It will take more than a new app to fix dating. But there is still money to be made from those looking for love, so Gina Cherelus of The New York Times reported on a fresh cohort of dating apps that are trying to restore what their predecessors destroyed. As the article explained, rather than endless scrolling, swiping, and chatting, these “restrictive new dating apps promise meaningful connection by encouraging — make that requiring — slow-paced, intentional dating.”
For example, Cerca is an app that creates “a dating ecosystem filled entirely with friends of friends, by compelling users to invite their contacts to join.” Consequently, “every profile a user encounters” will be “only one or two degrees removed from someone he or she already knows.” The app uses modern tech to recreate what is “fundamentally an old-school approach to vouching for and vetting prospective partners.” Some of the other new apps limit the number of profiles users see each day and push users to commit to dates, which may even be set up by the app at prescreened bars and restaurants.
These new apps are rational responses to how previous dating apps have made an already-difficult dating landscape into a wasteland. But even if these new products catch on, they are not sufficient substitutes for real community and the matchmaking and support it provides young men and women. Setting up dates via a network of shared contacts may offer a hint of accountability, but it’s nothing like that of a real community with shared values in which lives are connected across years and generations.
The contrast between app and community was illustrated by the way in which Cherelus and The New York Times editors chose to frame the limits these apps impose on users. As the article put it, “Legacy dating apps like Tinder, Hinge and Bumble took off in the 2010s thanks to the promise of almost limitless possibility; you, the dater, were in control. Now, is there an appetite for being dommed by your dating app?” Yes, that is “dommed,” as in “domination,” as in the sexual fetish.
The implication is that trying to forge a real connection by limiting one’s options (and maybe even adding in a little accountability) is just another personal peccadillo, that limiting oneself is just another option on the limitless menu. And Cherelus isn’t necessarily wrong about this. Without a normative understanding of what romantic and sexual relationships should be, we are left only with individual idiosyncrasies, with no way to judge between different personal preferences. If someone wants to use an app that limits their options, that’s fine; it’s just one more choice at the buffet of sexual liberalism.

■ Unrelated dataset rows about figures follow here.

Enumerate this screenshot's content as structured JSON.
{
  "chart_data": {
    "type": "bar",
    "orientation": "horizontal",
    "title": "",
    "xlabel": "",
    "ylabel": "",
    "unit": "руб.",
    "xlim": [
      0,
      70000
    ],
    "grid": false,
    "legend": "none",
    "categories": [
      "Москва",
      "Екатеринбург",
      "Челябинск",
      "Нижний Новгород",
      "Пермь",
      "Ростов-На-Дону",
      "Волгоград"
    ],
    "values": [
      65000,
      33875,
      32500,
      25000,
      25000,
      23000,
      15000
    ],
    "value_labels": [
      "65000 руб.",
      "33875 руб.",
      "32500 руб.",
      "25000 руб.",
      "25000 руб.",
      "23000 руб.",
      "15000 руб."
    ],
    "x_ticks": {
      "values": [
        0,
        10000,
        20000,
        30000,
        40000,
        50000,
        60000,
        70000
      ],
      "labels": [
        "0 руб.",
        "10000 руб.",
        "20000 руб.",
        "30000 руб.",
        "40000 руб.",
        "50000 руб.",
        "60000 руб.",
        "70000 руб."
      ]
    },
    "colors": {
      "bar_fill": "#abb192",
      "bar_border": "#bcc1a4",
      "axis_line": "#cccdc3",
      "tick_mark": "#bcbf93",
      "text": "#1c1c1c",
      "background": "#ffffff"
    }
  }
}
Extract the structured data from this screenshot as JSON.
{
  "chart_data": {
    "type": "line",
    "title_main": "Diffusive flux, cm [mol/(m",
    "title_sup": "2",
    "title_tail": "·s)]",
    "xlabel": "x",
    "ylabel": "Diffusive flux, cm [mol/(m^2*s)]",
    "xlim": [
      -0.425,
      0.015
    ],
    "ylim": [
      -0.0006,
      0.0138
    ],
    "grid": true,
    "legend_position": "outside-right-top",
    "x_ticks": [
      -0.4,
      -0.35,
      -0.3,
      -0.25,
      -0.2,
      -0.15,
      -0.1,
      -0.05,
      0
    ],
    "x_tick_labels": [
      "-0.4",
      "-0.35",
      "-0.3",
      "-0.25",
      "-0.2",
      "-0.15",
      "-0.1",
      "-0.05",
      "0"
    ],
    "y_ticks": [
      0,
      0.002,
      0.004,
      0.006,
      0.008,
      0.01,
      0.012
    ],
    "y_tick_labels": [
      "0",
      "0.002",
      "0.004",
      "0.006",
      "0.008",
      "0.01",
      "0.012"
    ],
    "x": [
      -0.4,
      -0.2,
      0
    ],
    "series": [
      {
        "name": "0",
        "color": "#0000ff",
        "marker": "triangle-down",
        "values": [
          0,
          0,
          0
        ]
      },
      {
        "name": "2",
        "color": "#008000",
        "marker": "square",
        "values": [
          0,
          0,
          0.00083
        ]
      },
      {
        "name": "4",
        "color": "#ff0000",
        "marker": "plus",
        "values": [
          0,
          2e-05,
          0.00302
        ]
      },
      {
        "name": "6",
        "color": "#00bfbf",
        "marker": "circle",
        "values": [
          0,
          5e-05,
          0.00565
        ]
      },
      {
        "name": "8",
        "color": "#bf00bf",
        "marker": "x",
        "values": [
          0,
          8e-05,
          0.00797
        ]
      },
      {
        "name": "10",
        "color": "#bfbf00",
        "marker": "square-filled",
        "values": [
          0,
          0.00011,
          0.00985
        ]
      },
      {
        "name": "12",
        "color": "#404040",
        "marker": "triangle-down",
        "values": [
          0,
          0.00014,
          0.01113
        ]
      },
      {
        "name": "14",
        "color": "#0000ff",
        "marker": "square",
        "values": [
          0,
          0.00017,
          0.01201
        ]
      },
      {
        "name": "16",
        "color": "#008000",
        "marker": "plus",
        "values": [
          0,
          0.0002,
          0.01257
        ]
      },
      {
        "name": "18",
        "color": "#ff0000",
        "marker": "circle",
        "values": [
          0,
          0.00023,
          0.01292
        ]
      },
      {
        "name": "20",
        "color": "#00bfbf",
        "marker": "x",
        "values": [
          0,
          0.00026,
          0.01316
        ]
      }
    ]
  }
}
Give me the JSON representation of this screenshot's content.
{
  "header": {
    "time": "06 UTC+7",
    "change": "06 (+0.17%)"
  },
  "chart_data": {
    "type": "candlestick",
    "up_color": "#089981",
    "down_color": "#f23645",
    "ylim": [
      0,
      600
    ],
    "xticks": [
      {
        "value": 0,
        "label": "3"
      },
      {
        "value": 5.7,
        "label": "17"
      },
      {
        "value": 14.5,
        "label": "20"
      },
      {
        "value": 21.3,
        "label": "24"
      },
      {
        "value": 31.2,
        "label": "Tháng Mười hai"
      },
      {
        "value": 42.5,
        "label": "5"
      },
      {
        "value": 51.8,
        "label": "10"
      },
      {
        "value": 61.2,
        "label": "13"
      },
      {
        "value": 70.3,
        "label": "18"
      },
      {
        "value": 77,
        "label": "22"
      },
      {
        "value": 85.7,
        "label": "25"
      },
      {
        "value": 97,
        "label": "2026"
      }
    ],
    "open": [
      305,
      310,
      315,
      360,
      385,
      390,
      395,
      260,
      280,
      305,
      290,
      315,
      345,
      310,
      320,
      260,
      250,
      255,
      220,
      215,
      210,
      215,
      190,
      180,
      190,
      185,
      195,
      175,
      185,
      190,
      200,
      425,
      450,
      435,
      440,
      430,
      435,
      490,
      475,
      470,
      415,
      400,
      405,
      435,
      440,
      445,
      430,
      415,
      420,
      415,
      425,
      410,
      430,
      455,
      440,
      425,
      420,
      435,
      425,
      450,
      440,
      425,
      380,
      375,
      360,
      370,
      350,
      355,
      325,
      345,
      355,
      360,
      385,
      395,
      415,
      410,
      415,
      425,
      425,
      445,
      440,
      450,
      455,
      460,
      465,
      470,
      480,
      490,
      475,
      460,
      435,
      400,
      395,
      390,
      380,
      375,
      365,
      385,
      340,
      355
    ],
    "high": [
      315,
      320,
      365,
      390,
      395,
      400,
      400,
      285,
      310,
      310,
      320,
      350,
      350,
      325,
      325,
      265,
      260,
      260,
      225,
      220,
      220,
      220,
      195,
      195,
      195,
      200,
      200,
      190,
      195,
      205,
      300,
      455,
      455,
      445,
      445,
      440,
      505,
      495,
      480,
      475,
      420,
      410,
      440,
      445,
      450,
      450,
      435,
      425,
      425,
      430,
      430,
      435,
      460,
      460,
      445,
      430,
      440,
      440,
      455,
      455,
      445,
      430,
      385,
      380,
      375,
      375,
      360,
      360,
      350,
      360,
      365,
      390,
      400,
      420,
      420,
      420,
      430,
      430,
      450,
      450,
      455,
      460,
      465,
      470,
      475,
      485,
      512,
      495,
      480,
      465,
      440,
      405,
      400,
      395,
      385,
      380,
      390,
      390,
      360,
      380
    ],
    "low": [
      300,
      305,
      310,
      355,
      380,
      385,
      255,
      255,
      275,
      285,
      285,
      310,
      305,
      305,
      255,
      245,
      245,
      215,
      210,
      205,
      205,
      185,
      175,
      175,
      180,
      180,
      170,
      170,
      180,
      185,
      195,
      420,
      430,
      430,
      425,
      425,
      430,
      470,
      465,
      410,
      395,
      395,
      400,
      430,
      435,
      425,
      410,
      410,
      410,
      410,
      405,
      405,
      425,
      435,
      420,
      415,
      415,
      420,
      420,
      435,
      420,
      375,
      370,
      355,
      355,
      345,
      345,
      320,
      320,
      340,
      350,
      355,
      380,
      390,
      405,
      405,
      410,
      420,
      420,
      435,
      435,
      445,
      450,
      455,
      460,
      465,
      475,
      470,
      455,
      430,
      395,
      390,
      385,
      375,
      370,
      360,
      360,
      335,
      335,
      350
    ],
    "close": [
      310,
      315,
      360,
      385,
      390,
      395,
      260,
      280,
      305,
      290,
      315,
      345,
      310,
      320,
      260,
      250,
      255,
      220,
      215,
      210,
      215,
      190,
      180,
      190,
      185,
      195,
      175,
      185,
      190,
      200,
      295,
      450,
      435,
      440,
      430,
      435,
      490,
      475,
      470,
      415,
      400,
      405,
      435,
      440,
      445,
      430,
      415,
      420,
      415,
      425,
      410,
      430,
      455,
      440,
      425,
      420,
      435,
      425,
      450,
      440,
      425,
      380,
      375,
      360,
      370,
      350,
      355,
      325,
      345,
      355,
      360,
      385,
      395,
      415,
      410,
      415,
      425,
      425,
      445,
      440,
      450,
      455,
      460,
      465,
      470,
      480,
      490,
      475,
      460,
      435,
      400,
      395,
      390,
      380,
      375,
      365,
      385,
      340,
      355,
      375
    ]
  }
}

This framework reinforces the current cultural regime of sexual liberalism. But that regime is failing on its own terms. The sexual revolution promised us that prioritizing the pursuit of sexual pleasure would lead to more authenticity, happiness, and, of course, lots of great sex. But selfish pleasure seeking tends to be self-defeating, and so sexual liberation has produced an extended, and worsening, “sex recession” that has left Americans lonelier and having less sex.
Declining marriage rates are the main reason for the sex recession. Despite endless pop culture portrayals of marriage as where desire goes to die, it makes sense that married people have more sex. After all, a committed partner is more conducive to regular (and more satisfying) sex than unstable relationships, let alone hook-ups. Thus, less marriage means less sex. The sex recession is one of the many ways sexual liberalism has hurt people while failing to keep its promises.
These empty promises give Christians an opportunity to offer a broken culture more than just a slightly improved dating app. We can provide hurting and confused people with an explanation of what has gone wrong in our romantic and sexual culture, and guidance in how matters may be put right. And we can offer a community in which to do this.
After all, The New York Times’ comparison of these apps to a sexual fetish had a bit of truth in it, insofar as they are just another form of consumer choice. To build a true counterculture amid the wreckage of sexual liberalism, individual choices need to be reaffirmed and solidified into something more enduring and permanent than an app choice. And Christians have an opportunity to provide something better to our damaged culture; churches can provide a place where real community and real commitments can flourish.
Churches can help form young men and women to be good husbands and wives, and provide a community of trust and accountability as they navigate the difficulties of dating and getting married. Churches are more than venues where marriage vows are cheered as they are made, but communities where they can be supported and strengthened over the years. Churches can provide both material help (e.g., baby showers and meal trains for new parents) and advice, encouragement, and admonition as needed.
In a relational culture of cynicism and despair, churches can provide hope and help in living the vocations of marriage and family life that most of us are called to. The best dating app can only start relationships. Churches can nurture and sustain them.